Division of Surgical Oncology, Department of Surgery, Wake Forest University, Winston Salem, NC.
Department of Biostatistics and Data Science, Wake Forest University, Winston Salem, NC.
Ann Surg. 2021 Dec 1;274(6):1058-1066. doi: 10.1097/SLA.0000000000003770.
To identify the survival benefit of different adjuvant approaches and factors influencing their efficacy after upfront resection of pancreatic ductal adenocarcinoma (PDAC).
The optimal adjuvant approach for PDAC remains controversial.

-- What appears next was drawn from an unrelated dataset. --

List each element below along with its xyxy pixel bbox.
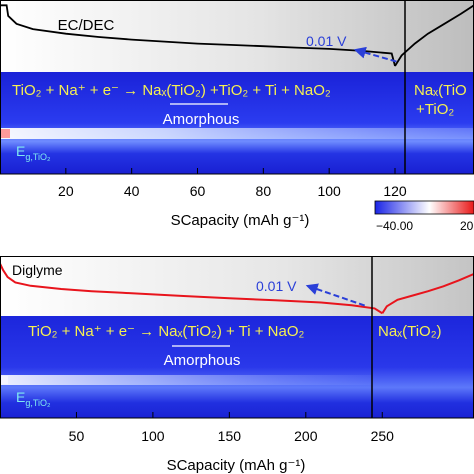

Patients from the National Cancer Database who underwent upfront PDAC resection from 2010 to 2014 were analyzed to determine clinical outcomes of different adjuvant treatment approaches, stratified according to pathologic characteristics. Factors associated with overall survival were identified with multivariable logistic regression and Cox proportional hazards were used to compare overall survival of different treatment approaches in the whole cohort, and propensity score matched groups.
We included 16,709 patients who underwent upfront resection of PDAC. On multivariable analysis, tumor size, grade, positive margin, nodal involvement, lymphovascular invasion (LVI), stage, lymph node ratio, not receiving chemotherapy, and/or radiation were predictors for worse survival. In the presence of at least 1 high-risk pathologic feature (nodal or margin involvement or LVI) chemotherapy with subsequent radiation provided the most significant survival benefit (median survivals: 24.8 vs 21.0 mo for adjuvant chemotherapy; HR = 0.81; 95% CI: 0.77-0.86; P < 0.001 in propensity score matching). The addition of radiation to adjuvant chemotherapy did not significantly improve overall survival in those with no high-risk pathologic features (median survivals: 54.6 vs 42.7 mo for adjuvant chemotherapy; HR=0.90; 95% CI: 0.75-1.08; P = 0.25 in propensity score matching).
In the presence of any high-risk pathologic features (nodal or margin involvement or LVI), adjuvant chemotherapy followed by radiation provides a better survival advantage over chemotherapy alone after upfront resection of PDAC.
确定不同辅助治疗方法对胰腺导管腺癌(PDAC)患者根治性切除术后生存获益的影响,并识别影响疗效的因素。
PDAC 的最佳辅助治疗方法仍存在争议。
分析 2010 年至 2014 年期间在国家癌症数据库中接受 PDAC 根治性切除术的患者,根据病理特征对不同辅助治疗方法的临床结局进行分层分析。采用多变量逻辑回归确定与总生存期相关的因素,并使用 Cox 比例风险模型比较全队列和倾向评分匹配组中不同治疗方法的总生存期。
共纳入 16709 例接受 PDAC 根治性切除术的患者。多变量分析显示,肿瘤大小、分级、阳性切缘、淋巴结受累、脉管侵犯(LVI)、分期、淋巴结比值、未接受化疗和/或放疗是生存较差的预测因素。在存在至少 1 个高危病理特征(淋巴结或切缘受累或 LVI)的情况下,化疗联合后续放疗可获得最大的生存获益(辅助化疗的中位生存时间:24.8 个月比 21.0 个月;HR=0.81;95%CI:0.77-0.86;P<0.001,倾向评分匹配)。对于无高危病理特征的患者,化疗联合放疗并不能显著提高总生存期(辅助化疗的中位生存时间:54.6 个月比 42.7 个月;HR=0.90;95%CI:0.75-1.08;P=0.25,倾向评分匹配)。
对于存在任何高危病理特征(淋巴结或切缘受累或 LVI)的患者,PDAC 根治性切除术后,辅助化疗联合放疗比单纯化疗更能获得生存优势。